Standing in line at the pharmacy while unemployed and uninsured is an interesting experience. Being in that situation, I find myself listening to the amount others pay for their medications – with or without insurance. Given that our neighborhood has a number of older people, I tend to find myself behind people covered by Medicare, TRICARE, Medicare Part D and other government-run health care programs or insurance.
For instance, while standing in line at CVS to pick up a month’s supply of 100mg Lamictal (>$400), I watched and listened as a 75-year old gentleman (I know his age because he gave his birth date to the pharmacy technician) pick up his and someone else’s medications. I looked at him – as many of us do at the elderly – with a bittersweetness, a long life lived for mere deterioration and the hope we can be as spry as he is at that age and, most frightening, as the face of imminent mortality.
The tech rang him up for a little over $70, which I personally think is a bit expensive, especially for an elderly person on Medicare and possibly a fixed income. (It turned out Medicare Part D just started covering one of his drugs, reducing his bill by probably ten dollars.)
The tech called for backup to relieve the line that had backed up behind this gentleman. After I gave my information to the pharmacy technician, I leaned over to the gentleman and said – and then said again louder because he’d left his hearing aids at home – “If you think that $74 is bad, watch this.”
He replied that he thought pills were supposed to be expensive. “Obamacare!” he declared. Then, “I guess I shouldn’t have said that.” I mostly ignored these comments but was just about to say that I certainly hoped it would reduce my drug costs when the tech appeared with my medications.

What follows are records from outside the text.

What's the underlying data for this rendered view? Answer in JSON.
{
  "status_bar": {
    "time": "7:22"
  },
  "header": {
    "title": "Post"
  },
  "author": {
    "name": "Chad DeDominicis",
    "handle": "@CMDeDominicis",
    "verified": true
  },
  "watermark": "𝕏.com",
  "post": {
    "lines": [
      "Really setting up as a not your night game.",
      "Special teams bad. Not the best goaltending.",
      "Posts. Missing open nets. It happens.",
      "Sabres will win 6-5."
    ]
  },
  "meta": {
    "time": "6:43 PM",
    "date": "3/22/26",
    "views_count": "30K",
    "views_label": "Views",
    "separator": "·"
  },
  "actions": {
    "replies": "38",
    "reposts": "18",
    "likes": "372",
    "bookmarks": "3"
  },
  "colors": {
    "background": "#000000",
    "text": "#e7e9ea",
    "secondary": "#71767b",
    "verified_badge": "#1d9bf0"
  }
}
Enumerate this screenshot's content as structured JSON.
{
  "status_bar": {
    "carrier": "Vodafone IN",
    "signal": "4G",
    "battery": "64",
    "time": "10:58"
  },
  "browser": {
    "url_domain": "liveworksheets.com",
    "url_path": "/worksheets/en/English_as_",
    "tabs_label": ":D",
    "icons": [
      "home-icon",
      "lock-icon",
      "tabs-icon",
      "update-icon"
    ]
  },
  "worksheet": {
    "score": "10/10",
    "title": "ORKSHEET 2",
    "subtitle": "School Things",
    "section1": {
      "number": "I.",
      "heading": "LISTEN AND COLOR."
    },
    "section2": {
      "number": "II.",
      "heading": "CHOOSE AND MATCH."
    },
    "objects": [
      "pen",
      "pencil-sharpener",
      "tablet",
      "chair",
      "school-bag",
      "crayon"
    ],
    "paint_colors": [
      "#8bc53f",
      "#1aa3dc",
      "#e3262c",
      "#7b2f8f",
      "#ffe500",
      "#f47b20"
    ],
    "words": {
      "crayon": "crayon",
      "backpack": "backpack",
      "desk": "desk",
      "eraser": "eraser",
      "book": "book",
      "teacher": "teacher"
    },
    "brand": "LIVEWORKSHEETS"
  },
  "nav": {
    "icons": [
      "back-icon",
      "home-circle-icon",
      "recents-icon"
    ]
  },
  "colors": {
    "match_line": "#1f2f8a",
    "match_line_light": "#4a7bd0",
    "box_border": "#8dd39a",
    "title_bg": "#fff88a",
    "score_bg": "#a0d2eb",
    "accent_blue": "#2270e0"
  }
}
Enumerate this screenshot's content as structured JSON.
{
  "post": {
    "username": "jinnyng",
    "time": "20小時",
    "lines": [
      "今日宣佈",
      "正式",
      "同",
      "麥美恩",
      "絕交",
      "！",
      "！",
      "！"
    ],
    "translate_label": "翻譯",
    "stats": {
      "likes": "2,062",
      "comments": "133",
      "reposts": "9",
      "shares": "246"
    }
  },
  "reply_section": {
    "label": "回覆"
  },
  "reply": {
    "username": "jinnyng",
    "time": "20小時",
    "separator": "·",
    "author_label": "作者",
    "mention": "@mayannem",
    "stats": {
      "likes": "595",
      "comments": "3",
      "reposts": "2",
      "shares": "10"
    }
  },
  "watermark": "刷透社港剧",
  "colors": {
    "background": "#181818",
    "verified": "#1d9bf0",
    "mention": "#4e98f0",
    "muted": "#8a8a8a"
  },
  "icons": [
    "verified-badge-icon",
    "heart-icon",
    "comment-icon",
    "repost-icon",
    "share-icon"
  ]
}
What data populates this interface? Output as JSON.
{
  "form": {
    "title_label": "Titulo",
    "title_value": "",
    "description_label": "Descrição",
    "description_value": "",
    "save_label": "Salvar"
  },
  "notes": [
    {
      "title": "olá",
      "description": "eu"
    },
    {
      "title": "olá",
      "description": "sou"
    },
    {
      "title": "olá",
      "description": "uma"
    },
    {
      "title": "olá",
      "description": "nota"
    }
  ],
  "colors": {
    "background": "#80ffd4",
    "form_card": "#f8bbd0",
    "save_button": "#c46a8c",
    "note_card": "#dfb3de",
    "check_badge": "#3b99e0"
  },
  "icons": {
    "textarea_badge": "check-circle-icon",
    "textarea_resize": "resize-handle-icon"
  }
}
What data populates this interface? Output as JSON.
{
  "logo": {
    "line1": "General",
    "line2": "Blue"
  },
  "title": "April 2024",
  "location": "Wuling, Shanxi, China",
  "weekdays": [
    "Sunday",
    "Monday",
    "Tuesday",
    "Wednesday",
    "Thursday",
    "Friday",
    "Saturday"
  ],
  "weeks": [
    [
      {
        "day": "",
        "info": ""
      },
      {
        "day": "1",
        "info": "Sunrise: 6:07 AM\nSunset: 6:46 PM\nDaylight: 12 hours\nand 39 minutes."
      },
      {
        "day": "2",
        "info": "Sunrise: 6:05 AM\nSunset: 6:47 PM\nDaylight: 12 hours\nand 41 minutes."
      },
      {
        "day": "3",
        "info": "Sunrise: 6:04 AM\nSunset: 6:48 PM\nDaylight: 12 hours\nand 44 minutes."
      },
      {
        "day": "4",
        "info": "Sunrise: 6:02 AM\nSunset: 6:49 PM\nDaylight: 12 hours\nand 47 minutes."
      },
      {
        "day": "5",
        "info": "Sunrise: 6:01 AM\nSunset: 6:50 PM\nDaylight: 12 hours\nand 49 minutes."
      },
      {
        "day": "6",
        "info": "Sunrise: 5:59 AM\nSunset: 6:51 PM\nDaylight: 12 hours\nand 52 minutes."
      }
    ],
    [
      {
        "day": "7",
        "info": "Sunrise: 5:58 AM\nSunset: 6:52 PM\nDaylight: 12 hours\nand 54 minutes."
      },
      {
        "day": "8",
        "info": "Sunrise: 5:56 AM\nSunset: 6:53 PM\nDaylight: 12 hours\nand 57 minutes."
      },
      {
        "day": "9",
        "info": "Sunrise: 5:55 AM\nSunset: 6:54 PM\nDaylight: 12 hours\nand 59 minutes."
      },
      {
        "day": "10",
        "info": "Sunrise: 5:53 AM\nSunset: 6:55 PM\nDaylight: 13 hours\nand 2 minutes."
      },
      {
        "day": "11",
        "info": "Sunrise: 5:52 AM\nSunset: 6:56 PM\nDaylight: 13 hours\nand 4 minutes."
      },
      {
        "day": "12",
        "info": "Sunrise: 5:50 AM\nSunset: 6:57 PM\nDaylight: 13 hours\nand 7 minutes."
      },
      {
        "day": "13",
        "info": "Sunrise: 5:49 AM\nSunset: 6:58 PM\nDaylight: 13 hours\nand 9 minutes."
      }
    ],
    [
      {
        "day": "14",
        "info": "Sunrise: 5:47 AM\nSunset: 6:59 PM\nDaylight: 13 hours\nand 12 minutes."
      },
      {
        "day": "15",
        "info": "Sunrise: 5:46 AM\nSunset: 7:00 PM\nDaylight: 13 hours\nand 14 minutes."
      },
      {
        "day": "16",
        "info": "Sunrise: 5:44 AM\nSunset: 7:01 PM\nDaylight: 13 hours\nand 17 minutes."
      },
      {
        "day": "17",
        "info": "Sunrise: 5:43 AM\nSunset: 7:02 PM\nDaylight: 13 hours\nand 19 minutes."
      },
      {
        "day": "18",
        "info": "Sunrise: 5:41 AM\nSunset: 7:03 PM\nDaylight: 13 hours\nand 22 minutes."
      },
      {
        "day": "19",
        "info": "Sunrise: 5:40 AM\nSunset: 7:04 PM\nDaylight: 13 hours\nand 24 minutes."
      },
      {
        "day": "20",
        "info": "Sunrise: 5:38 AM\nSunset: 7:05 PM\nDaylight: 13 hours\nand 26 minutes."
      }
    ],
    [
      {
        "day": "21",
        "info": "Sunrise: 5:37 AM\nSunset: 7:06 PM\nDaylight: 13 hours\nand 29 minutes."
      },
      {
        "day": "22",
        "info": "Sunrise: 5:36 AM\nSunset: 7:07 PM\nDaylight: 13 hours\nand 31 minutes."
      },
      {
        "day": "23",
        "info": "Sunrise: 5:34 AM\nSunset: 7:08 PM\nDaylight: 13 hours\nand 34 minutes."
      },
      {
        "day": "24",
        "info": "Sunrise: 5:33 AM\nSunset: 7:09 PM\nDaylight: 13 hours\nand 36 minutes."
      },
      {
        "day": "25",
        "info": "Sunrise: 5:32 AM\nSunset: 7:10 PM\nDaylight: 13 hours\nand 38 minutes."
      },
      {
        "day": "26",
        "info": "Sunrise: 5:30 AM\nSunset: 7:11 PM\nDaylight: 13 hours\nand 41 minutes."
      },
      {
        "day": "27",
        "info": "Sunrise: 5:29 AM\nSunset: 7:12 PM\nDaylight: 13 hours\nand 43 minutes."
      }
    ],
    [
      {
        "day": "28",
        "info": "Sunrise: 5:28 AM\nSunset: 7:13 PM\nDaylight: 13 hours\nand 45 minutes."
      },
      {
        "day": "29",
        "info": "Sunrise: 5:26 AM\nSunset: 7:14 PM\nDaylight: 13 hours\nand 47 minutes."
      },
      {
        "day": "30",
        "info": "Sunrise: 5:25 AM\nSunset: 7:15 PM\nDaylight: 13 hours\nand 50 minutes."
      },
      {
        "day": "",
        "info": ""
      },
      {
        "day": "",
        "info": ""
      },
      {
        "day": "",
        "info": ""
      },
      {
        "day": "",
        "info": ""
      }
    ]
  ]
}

I showed the older gentleman my med’s price-tag. “One month’s supply. Over $400.”
He said I may have to eat beans for a while. No kidding.
Similarly, a few weeks ago, an elderly woman in front of me at the same counter argued with the pharmacy technician over paying $3 for a medication she believed should be free under TRICARE. (I was in line to purchase $800-worth of 200mg Lamictal XR.)
Your first question is: Why are you complaining? And then: You can afford to pay the exorbitant prices when others can’t, so why are you whining?
Two answers: I’m not whining, I’m bemoaning the fact that anyone should have to pay such prices for necessary medication. Second, I can’t afford it. But my parents’ VISA limit happens to be high enough to float my wife’s and my mental and physical health until our new health insurance becomes effective.
We’re two professionals. Misty is well-paid in a high-demand field where she has unmatched skills. I’ve been struggling – despite my professional experience and successes – to find work for over a year now. We both dealt with serious illnesses at the end of 2011 and then became unemployed in late 2012, the worst time to look for employment. We never even received our COBRA paperwork, even though we called BCBS of Texas and Misty’s former employer. Our bank account hit zero – and we nearly lost our house – because I vowed we’d spend every last dime we had protecting our health. Without it, we can’t be productive.
There are others in much worse situations.
I don’t hold those older people in any sort of contempt. But they are beneficiaries of government-run health insurance programs. It’s hypocritical for the first gentleman to blame a program that hasn’t even gone into effect yet and that will help both of us – instead of the current one, in which only he benefits – for the exorbitant prices of medications.
It is the height of insensitivity to deny the younger generations the benefits he receives. It’s even worse to deny those in as much need or more as that gentleman, lady and myself those benefits. If it works for you today, why can’t it work for me? For all Texans?
Or maybe Texas hospitality stops at iced tea and college football.